The degradation also affected LaTeX symbols, Wikipedia markup, and low-quality SEO keywords that rarely appear in instruction-tuning datasets. In essence, any token lacking sufficient exposure during post-training risked being “crowded out” by more frequently updated tokens.

Why Post-Training Creates Structural Risk

The case underscores a structural tension in LLM development. Tokenizers are typically built from large, diverse pretraining corpora. But post-training datasets—optimized for helpfulness, safety, and dialogue quality—are much narrower in distribution. When coverage across tokens becomes uneven, statistical imbalances can accumulate at the embedding level.

While the model’s high-level reasoning and conversational ability may improve, its low-level lexical stability can quietly erode.
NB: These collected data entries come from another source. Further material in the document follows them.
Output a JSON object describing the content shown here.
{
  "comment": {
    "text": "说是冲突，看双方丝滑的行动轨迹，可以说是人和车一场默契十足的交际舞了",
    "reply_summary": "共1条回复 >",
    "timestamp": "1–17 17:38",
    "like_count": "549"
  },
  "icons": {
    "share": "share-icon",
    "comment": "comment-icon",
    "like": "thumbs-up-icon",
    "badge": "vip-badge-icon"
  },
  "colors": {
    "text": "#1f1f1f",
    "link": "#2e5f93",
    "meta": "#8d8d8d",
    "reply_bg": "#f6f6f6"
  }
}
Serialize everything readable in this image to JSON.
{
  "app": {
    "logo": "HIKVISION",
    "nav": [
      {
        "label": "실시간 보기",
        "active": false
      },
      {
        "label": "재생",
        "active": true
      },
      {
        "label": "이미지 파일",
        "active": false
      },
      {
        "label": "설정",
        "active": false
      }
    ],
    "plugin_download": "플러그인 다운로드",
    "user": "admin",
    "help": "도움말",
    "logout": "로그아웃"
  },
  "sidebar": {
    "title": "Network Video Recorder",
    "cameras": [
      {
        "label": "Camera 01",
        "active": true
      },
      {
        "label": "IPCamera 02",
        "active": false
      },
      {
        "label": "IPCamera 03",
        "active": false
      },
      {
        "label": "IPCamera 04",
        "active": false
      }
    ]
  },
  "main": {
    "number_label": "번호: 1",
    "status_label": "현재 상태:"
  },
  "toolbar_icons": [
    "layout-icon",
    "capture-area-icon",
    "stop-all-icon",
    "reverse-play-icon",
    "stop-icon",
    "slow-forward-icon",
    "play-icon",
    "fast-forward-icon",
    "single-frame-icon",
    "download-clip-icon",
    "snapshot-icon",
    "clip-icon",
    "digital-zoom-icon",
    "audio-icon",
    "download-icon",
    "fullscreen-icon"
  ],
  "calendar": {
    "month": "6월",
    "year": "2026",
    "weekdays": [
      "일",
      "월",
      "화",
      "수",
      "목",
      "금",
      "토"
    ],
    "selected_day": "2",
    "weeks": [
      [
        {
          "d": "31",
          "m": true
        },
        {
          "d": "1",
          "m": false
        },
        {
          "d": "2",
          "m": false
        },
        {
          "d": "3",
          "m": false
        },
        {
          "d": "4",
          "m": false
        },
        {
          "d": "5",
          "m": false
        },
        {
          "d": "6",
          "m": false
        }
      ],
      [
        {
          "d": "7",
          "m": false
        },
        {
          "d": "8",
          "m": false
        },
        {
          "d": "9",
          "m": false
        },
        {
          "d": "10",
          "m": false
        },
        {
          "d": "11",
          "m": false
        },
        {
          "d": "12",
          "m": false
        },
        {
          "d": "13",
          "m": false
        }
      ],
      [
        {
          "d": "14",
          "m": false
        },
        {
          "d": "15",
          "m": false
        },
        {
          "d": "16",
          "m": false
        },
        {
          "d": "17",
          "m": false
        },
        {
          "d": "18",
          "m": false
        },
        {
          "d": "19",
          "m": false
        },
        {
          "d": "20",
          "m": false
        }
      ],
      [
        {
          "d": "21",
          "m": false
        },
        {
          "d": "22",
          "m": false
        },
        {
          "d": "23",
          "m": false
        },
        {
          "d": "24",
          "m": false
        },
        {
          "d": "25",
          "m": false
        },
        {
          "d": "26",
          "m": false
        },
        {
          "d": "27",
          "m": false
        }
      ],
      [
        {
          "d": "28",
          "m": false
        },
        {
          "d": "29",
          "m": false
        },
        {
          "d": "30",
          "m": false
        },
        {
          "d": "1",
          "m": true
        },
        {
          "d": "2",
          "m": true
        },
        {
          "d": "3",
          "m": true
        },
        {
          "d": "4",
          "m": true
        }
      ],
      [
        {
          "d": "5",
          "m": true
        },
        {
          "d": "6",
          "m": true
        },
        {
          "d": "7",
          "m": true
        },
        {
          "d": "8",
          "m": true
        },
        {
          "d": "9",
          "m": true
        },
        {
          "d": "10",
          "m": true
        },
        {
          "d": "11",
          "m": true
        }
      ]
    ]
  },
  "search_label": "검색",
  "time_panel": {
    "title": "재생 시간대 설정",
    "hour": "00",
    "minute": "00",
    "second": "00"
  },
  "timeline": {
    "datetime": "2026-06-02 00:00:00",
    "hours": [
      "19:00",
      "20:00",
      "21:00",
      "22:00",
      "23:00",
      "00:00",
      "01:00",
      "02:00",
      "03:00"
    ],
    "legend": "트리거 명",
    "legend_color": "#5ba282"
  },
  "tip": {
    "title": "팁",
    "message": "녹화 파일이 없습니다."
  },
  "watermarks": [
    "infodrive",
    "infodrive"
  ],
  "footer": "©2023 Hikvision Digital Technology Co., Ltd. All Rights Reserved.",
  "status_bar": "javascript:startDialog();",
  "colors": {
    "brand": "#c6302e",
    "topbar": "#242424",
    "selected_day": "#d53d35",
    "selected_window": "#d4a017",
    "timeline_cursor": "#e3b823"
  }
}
The MiniMax incident demonstrates that reliability challenges can emerge not from knowledge gaps, but from representational drift at the token level.

MiniMax’s Mitigation Strategy

To address the issue, MiniMax implemented three corrective measures:

Full-vocabulary synthetic coverage: The team generated synthetic “repeat-after-me” style tasks to ensure every token in the vocabulary receives a minimum frequency of updates during post-training.
Blending pretraining data: Portions of the original broad-coverage corpus were mixed into the supervised fine-tuning stage to counteract forgetting.
Vocabulary pruning and monitoring: Rarely used or obsolete tokens may be removed, and token coverage metrics are now included in post-training quality checks.

Following these fixes, MiniMax reports that cross-language confusion in Japanese outputs dropped from 47% to 1%, and overall token stability improved across the vocabulary.

Industry Implications

The episode highlights an under-discussed reliability issue in large language models: token-level coverage during post-training. As models become increasingly specialized through instruction tuning and reinforcement learning, maintaining statistical balance across hundreds of thousands of tokens becomes a non-trivial engineering challenge.

For AI developers, the takeaway is clear: improving semantic alignment and task performance cannot come at the expense of lexical stability. Token coverage metrics, embedding drift detection, and balanced fine-tuning strategies may become critical components of future model evaluation pipelines.

What began as a model “forgetting” a name ultimately reveals a deeper truth about LLM training dynamics: in high-dimensional vector spaces, neglecting the long tail can quietly reshape the foundation of the system.